JERUSALEM (Jul. 30)
Israel’s Foreign Ministry stepped into the growing dispute between the national airlines of Israel and Holland over the lucrative tourist air traffic to Lydda Airport by disclosing today that Israel would give advance approval to only three of ten Dutch requests for special KLM flights to Lydda during the current tourist season.
The decision was conveyed to the Dutch Foreign Ministry in a letter last week. The letter said that the other requests would be considered individually. Norbert Schmeltzer, the Dutch Foreign Minister, said last week he was “seriously concerned and disappointed” by Israel’s attitude on additional KLM flights to Israel.
Israeli officials said that when KLM was granted, earlier this year, a fourth weekly flight to Lydda, it was on the understanding that “special flights,” which the Dutch had been running to Lydda during peak periods, would be ended.
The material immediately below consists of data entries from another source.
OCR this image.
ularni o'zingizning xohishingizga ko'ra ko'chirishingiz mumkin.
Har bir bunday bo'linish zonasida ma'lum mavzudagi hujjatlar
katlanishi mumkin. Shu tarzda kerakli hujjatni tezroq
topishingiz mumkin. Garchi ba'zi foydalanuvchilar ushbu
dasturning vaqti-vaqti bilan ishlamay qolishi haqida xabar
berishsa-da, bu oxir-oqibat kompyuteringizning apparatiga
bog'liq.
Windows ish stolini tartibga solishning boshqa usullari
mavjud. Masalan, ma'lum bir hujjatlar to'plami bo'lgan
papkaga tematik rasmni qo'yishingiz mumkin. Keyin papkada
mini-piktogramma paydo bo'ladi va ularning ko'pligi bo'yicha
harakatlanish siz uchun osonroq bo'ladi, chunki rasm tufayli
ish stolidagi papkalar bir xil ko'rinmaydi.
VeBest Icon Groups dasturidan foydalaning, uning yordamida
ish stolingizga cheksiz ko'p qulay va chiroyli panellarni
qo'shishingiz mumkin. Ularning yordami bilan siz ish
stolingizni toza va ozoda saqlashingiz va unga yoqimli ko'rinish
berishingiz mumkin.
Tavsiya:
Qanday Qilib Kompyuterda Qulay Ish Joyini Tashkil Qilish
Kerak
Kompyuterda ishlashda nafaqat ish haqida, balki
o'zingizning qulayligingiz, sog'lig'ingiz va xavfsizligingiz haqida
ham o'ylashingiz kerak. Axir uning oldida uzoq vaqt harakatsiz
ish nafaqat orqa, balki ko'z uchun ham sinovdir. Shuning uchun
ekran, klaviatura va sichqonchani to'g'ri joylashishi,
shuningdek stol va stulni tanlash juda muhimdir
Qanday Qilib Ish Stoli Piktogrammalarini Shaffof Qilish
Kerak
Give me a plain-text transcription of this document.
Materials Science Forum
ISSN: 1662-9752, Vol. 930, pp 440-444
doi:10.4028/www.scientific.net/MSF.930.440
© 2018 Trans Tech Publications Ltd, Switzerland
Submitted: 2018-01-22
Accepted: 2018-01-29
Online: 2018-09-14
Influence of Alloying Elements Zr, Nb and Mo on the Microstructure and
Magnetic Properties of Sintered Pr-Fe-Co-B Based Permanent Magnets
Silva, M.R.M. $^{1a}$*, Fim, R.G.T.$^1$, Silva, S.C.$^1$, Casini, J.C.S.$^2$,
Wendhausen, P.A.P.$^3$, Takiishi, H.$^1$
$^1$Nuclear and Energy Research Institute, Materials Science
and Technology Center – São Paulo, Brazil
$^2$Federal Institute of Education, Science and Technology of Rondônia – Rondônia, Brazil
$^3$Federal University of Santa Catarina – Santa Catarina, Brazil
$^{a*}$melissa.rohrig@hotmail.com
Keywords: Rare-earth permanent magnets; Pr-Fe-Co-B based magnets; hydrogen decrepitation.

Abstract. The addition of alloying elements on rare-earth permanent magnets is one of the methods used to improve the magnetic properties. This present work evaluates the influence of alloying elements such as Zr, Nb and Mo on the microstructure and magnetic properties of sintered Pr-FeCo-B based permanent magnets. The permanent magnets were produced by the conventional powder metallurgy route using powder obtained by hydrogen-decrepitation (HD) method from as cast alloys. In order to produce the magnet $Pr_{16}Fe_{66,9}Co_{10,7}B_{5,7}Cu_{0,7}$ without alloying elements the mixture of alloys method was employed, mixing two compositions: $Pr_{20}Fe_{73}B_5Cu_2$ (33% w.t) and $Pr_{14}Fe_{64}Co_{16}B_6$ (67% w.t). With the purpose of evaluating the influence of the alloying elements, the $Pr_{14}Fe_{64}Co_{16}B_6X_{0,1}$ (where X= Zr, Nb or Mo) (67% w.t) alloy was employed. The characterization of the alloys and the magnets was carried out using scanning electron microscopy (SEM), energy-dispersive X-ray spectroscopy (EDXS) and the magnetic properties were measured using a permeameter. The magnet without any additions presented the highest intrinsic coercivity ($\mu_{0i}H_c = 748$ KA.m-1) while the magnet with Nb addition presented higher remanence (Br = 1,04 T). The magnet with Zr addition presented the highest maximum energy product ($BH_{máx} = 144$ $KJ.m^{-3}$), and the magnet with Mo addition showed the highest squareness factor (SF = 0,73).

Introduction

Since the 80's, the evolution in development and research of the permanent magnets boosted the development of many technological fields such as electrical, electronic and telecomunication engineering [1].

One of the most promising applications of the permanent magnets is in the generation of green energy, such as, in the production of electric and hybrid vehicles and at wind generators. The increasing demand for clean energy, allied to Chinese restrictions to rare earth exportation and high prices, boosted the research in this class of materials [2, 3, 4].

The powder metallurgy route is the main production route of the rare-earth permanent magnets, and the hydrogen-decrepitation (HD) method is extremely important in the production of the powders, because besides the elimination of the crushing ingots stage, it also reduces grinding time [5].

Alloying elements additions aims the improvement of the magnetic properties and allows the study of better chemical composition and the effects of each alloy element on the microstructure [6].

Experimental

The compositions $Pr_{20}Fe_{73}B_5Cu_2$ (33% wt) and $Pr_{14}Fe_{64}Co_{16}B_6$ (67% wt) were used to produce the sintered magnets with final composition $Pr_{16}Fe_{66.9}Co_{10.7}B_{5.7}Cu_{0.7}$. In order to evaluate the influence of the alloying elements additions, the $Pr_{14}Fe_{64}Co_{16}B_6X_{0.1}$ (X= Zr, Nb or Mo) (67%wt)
They said the number of such special flights topped 70 last year and that Israel was no longer prepared to approve the special flights in such large numbers.
Involved in the dispute was the question of the Dutch helping to provide landing rights at Curacao for El Al’s projected South American run, While Foreign Ministry sources here stressed that the grant of a fourth weekly flight to KLM was not conditional on success of the landing rights request for El Al at Curacao, aviation sources here said that if such Curacao rights were arranged, it would go far toward settling the dispute, Dutch officials have informed Israel that they tried but failed to persuade the Antilles government to accept the El Al request. Those officials insisted that the Antilles government was sovereign in such matters and could be persuaded but not forced.